The primary treatment Hilly offers is a 90-minute therapy session that uses a variety of methods to achieve relaxation and get the lymphatic system working properly. Among the tools she uses is a power plate vibration machine, which stimulates the bodies of patients when they stand on it. Commonly used in sports medicine, the machine gets the body’s energy flowing, Hilly said.
"I use that to kind of stir up the milkshake in the blender," she said.
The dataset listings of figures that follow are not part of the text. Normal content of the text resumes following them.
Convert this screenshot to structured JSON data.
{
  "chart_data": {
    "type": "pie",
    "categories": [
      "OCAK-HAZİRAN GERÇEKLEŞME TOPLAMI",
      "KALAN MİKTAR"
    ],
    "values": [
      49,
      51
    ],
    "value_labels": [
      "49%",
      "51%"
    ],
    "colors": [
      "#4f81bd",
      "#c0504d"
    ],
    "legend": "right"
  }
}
From there, she has patients lie on a massage table, where they put on headphones and listen to guided visualization techniques to help them into a deep state of relaxation. At the same time, Hilly uses LED lights on the patients, which she says helps activate the lymphatic system. For Hilly, discovering the therapeutic use for LED lighting was an eye-opening moment.
"When the LED lights went on, it was like my lights went on, too," she said. "It was like, ‘This is what’s going to connect the whole enchilada. I’m going to work with this.’"
Hilly also has patients sit in an infrared sauna to sweat out toxins, which she said is a primary cause of chronic inflammation, a contributor to illnesses such as heart disease, cancer and diabetes.
"It’s the silent killer, and stress is part of that cycle," Hilly said. "And there aren’t any drugs or surgeries to deal with the inflammation, so it comes back to stress management, health coaching and lifestyle management."
When those methods are combined in one session, Hilly said, the positive health effects are noticeable.
"I can drop you into deep relaxation," she said. "That’s when your body gets into a healing response and reboots itself. It’s kind of like a computer. You reboot it, refresh it and start over again. This is the only thing that I’ve found that really cracks the nut for inflammation and stress management."
Hilly recommends patients receive the treatments at least every three weeks. She acknowledges that may be too pricy for some — a 90-minute session costs $140 — so she’s working on converting a room in the Living Energy Center to allow people to come in for shorter relaxation sessions.